Niklas Telinius, Vibeke Elisabeth Hjortdal
Heart: Official Journal of the British Cardiac Society 2019, 105 (23): 1777-1784
The lymphatic vasculature has traditionally been considered important for removal of excessive fluid from the interstitial space, absorption of fat from the intestine and the immune system. Advances in molecular medicine and imaging have provided us with new tools to study the lymphatics. This has revealed that the vessels are actively involved in regulation of immune cell trafficking and inflammation. We now know much about how new lymphatic vessels are created (lymphangiogenesis) and that this is important in, for example, wound healing and tissue repair. The best characterised pathway for lymphangiogenesis is the vascular endothelial growth factor C (VEGF-C)/VEGFR3 pathway. Over recent years, there has been an increasing interest in the role of the lymphatics in cardiovascular medicine. Preclinical studies have shown that lymphangiogenesis and immune cell trafficking play a role in cardiovascular conditions such as atherosclerosis, recovery after myocardial infarction and rejection of cardiac allografts. Targeting the VEGF-C/VEGFR3 pathway can be beneficial in these conditions.
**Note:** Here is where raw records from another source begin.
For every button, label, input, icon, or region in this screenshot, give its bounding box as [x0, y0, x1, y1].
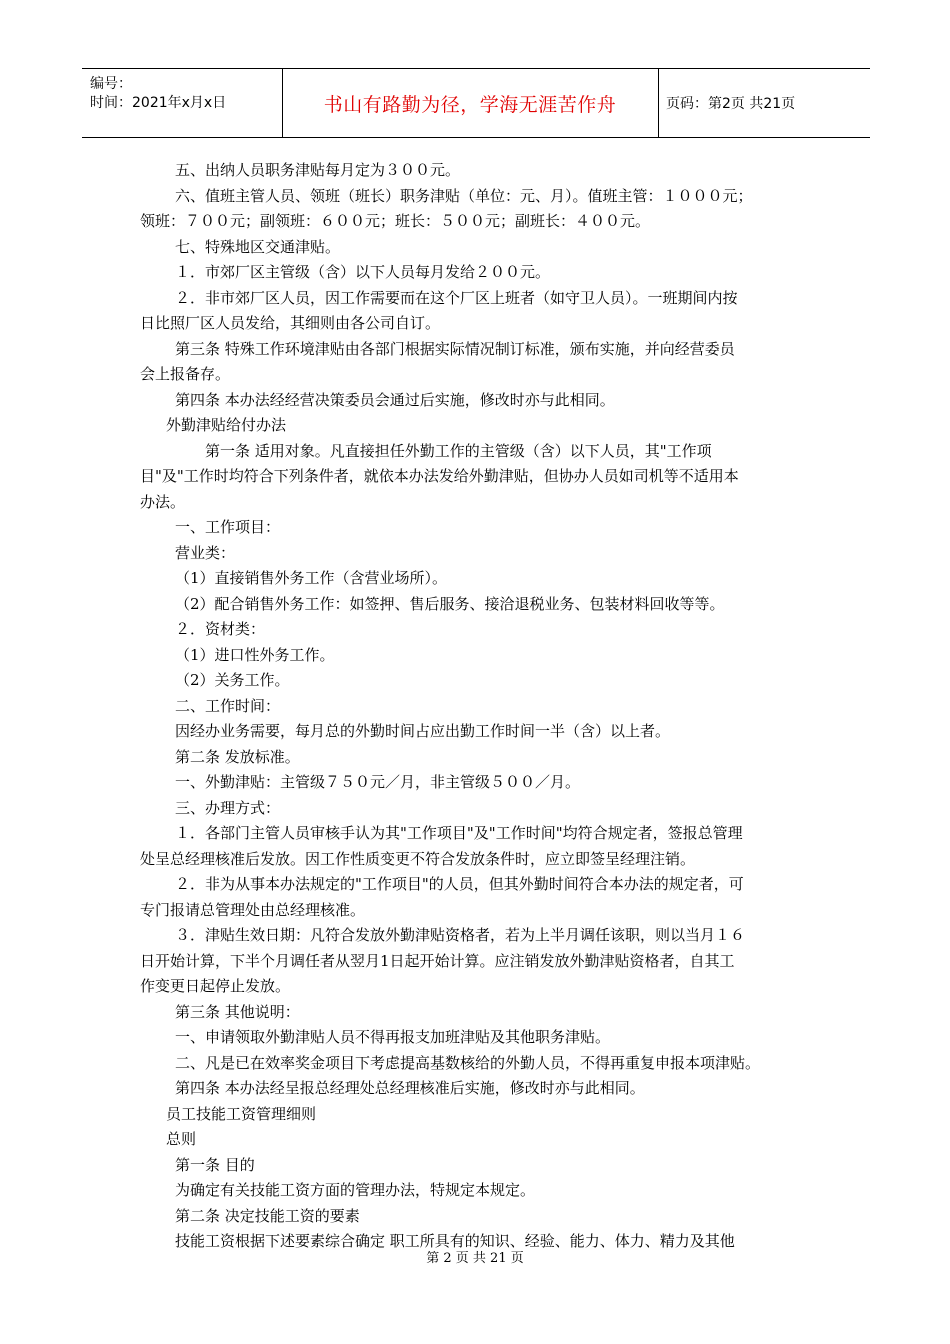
text-line: （1）进口性外务工作。	[175, 646, 335, 664]
text-line: 三、办理方式：	[175, 799, 281, 817]
text-line: 二、凡是已在效率奖金项目下考虑提高基数核给的外勤人员，不得再重复申报本项津贴。	[175, 1054, 761, 1072]
text-line: 为确定有关技能工资方面的管理办法，特规定本规定。	[175, 1181, 536, 1199]
text-line: （2）关务工作。	[175, 671, 290, 689]
text-line: 作变更日起停止发放。	[140, 977, 291, 995]
text-line: 专门报请总管理处由总经理核准。	[140, 901, 366, 919]
motto-text: 书山有路勤为径，学海无涯苦作舟	[323, 93, 617, 116]
text-line: （1）直接销售外务工作（含营业场所）。	[175, 569, 448, 587]
text-line: 外勤津贴给付办法	[166, 416, 287, 434]
text-line: ３．津贴生效日期：凡符合发放外勤津贴资格者，若为上半月调任该职，则以当月１６	[175, 926, 746, 944]
text-line: ２．资材类：	[175, 620, 266, 638]
page-info-cell	[658, 69, 870, 137]
number-label: 编号：	[90, 76, 132, 92]
text-line: 技能工资根据下述要素综合确定 职工所具有的知识、经验、能力、体力、精力及其他	[175, 1232, 735, 1250]
text-line: 第一条 适用对象。凡直接担任外勤工作的主管级（含）以下人员，其"工作项	[205, 442, 712, 460]
text-line: 第四条 本办法经经营决策委员会通过后实施，修改时亦与此相同。	[175, 391, 615, 409]
text-line: 营业类：	[175, 544, 236, 562]
text-line: ２．非市郊厂区人员，因工作需要而在这个厂区上班者（如守卫人员）。一班期间内按	[175, 289, 738, 307]
text-line: 一、工作项目：	[175, 518, 281, 536]
text-line: 一、申请领取外勤津贴人员不得再报支加班津贴及其他职务津贴。	[175, 1028, 611, 1046]
text-line: 日开始计算，下半个月调任者从翌月1日起开始计算。应注销发放外勤津贴资格者，自其工	[140, 952, 735, 970]
text-line: 办法。	[140, 493, 186, 511]
text-line: １．市郊厂区主管级（含）以下人员每月发给２００元。	[175, 263, 551, 281]
text-line: 二、工作时间：	[175, 697, 281, 715]
date-label: 时间：2021年x月x日	[90, 95, 227, 111]
text-line: 第一条 目的	[175, 1156, 255, 1174]
text-line: 第三条 其他说明：	[175, 1003, 300, 1021]
page-footer: 第 2 页 共 21 页	[426, 1251, 524, 1266]
text-line: 第二条 发放标准。	[175, 748, 300, 766]
text-line: 日比照厂区人员发给，其细则由各公司自订。	[140, 314, 441, 332]
text-line: 员工技能工资管理细则	[166, 1105, 317, 1123]
text-line: １．各部门主管人员审核手认为其"工作项目"及"工作时间"均符合规定者，签报总管理	[175, 824, 743, 842]
text-line: 会上报备存。	[140, 365, 231, 383]
text-line: ２．非为从事本办法规定的"工作项目"的人员，但其外勤时间符合本办法的规定者，可	[175, 875, 744, 893]
text-line: 五、出纳人员职务津贴每月定为３００元。	[175, 161, 461, 179]
header-table	[82, 68, 870, 138]
text-line: 六、值班主管人员、领班（班长）职务津贴（单位：元、月）。值班主管：１０００元；	[175, 187, 753, 205]
text-line: 目"及"工作时均符合下列条件者，就依本办法发给外勤津贴，但协办人员如司机等不适用本	[140, 467, 739, 485]
text-line: （2）配合销售外务工作：如签押、售后服务、接洽退税业务、包装材料回收等等。	[175, 595, 725, 613]
text-line: 七、特殊地区交通津贴。	[175, 238, 341, 256]
text-line: 总则	[166, 1130, 197, 1148]
page-info: 页码：第2页 共21页	[666, 96, 796, 112]
motto-cell	[282, 69, 659, 137]
text-line: 第四条 本办法经呈报总经理处总经理核准后实施，修改时亦与此相同。	[175, 1079, 645, 1097]
text-line: 第三条 特殊工作环境津贴由各部门根据实际情况制订标准，颁布实施，并向经营委员	[175, 340, 735, 358]
header-meta-cell	[82, 69, 283, 137]
text-line: 处呈总经理核准后发放。因工作性质变更不符合发放条件时，应立即签呈经理注销。	[140, 850, 696, 868]
text-line: 因经办业务需要，每月总的外勤时间占应出勤工作时间一半（含）以上者。	[175, 722, 671, 740]
text-line: 领班：７００元；副领班：６００元；班长：５００元；副班长：４００元。	[140, 212, 651, 230]
text-line: 一、外勤津贴：主管级７５０元／月，非主管级５００／月。	[175, 773, 581, 791]
text-line: 第二条 决定技能工资的要素	[175, 1207, 360, 1225]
The clinical spectrum of lymphatic abnormalities and lymphoedema is wide and overlaps with congenital heart disease. Important long-term complications to the Fontan circulation involves the lymphatics. New and improved imaging modalities has improved our understanding and management of these patients. Lymphatic leaks and flow abnormalities can be successfully treated, minimally invasively, with percutaneous embolisation. Future research will prove if the preclinical findings that point to a role of the lymphatics in several cardiovascular conditions will result in new treatment options.